My wife and I have been listening to some songs by Jason Gray that have captured my imagination. The title of two of his songs comes from a passage of J.R.R. Tolkien’s The Return of the King (the context: Sam believes that Gandalf has died. At the very end, Sam having slept for quite a while and then coming to consciousness, Gandalf stands before Sam, robed in white, his face glistening in the sunlight, and says):
“Well, Master Samwise, how do you feel?”
But Sam lay back, and stared with open mouth, and for a moment, between bewilderment and great joy, he could not answer. At last he gasped: “Gandalf! I thought you were dead! But then I thought I was dead myself. Is everything sad going to come untrue? What’s happened to the world?”
“A great shadow has departed,” said Gandalf, and then he laughed, and the sound was like music, or like water in a parched land; and as he listened the thought came to Sam that he had not heard laughter, the pure sound of merriment, for days without count. It fell upon his ears like the echo of all the joys he had ever known. But he himself burst into tears. Then as a sweet rain will pass down a wind of spring and the sun will shine out the clearer, his tears ceased, and his laughter welled up, and laughing he sprang from bed… “How do I feel?” he cried.” Well, I don’t know how to say it. I feel, I feel” –he waved his arms in the air– “I feel like spring after winter, and sun on the leaves; and like trumpets and harps and all the songs I have ever heard!

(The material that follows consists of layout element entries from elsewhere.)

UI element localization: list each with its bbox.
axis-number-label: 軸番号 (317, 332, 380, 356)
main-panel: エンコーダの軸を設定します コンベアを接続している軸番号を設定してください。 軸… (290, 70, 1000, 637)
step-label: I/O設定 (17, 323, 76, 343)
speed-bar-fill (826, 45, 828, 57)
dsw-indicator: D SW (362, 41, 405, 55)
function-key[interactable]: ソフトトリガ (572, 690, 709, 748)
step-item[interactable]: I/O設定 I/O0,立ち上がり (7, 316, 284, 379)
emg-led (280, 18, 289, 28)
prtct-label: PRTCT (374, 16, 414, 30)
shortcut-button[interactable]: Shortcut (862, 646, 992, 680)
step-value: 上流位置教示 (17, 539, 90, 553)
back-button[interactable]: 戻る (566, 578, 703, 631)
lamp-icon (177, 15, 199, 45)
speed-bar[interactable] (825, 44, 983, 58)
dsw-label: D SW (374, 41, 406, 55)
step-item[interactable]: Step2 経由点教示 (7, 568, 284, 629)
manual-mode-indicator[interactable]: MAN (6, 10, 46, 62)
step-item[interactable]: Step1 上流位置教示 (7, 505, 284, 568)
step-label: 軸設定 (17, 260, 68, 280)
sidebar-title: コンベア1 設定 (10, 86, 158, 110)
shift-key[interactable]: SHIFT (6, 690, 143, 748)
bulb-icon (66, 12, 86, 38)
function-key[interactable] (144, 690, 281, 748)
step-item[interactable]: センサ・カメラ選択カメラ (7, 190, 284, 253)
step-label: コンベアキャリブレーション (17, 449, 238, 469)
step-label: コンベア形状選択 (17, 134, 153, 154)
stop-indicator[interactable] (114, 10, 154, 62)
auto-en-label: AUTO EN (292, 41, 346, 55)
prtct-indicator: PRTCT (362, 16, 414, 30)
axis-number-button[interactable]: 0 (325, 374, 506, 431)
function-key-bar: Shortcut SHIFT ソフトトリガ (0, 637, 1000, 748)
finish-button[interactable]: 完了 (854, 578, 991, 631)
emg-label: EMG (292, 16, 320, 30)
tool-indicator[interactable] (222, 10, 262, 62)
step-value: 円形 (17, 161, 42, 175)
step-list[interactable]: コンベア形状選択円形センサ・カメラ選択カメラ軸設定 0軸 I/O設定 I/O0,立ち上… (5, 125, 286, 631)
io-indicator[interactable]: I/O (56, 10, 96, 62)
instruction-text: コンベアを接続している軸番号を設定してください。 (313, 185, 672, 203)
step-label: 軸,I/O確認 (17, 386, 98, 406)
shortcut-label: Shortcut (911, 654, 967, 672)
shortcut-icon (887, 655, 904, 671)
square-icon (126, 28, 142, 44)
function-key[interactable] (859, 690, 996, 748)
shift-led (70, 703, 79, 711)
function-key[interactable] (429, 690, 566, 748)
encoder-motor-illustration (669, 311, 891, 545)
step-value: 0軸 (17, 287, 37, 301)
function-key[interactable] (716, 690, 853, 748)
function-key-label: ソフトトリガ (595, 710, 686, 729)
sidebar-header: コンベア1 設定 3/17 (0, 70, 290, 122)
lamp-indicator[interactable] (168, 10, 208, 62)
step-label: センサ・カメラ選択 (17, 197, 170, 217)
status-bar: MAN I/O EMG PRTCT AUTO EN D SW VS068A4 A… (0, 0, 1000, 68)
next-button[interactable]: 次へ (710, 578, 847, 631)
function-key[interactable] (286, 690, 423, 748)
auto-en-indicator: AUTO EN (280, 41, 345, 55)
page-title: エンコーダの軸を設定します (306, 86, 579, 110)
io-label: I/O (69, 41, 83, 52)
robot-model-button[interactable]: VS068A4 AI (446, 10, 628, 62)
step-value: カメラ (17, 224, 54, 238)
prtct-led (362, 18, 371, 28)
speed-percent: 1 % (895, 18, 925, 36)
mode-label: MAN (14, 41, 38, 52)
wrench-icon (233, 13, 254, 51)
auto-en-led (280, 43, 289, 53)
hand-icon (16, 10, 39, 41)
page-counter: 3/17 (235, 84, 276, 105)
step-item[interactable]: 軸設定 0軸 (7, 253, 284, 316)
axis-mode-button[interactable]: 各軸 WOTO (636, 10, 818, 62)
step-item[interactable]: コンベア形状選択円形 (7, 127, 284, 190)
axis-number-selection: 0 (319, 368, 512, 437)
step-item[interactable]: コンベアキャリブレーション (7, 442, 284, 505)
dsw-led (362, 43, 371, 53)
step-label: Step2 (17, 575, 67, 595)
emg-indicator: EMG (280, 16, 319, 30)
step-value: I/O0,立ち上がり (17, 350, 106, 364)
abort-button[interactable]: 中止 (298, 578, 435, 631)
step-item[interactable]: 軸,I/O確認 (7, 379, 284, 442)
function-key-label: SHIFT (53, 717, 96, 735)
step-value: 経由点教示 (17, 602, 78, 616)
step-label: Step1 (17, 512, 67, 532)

All the host laughed and wept, and in the midst of their merriment and tears the clear voice of the minstrel rose like silver and gold, and all men were hushed. And he sang to them, now in the Elven-tongue, now in the speech of the West, until their hearts, wounded with sweet words, overflowed, and their joy was like swords, and they passed in thought out to regions where pain and delight flow together and tears are the very wine of blessedness.”
This is such a beautiful description of what Jesus is up to in my story and in the story of the world around me – everything sad is coming untrue! Listen to what Jason Gray has to say about the reasoning behind his lyrics (see link below):
The beauty of those words rang so many bells inside of me: the idea not that everything sad is untrue (which would be a cruel invalidation of our present sorrows) – nor that everything will come untrue someday (which reduces the hope of redemption to mere wishful thinking) – but that somehow, even right now in the face of the saddest that we see, the seeds of its undoing are sown. In fact, they were sown the day the body of Jesus, like a seed himself, was laid in the ground. What took root on Easter is the undoing of the curse, and it is flowering all around us if we have eyes to see it.
I take hope in the fact that today contains the seeds of the “undoing of all sadness,” and that God invites me to participate.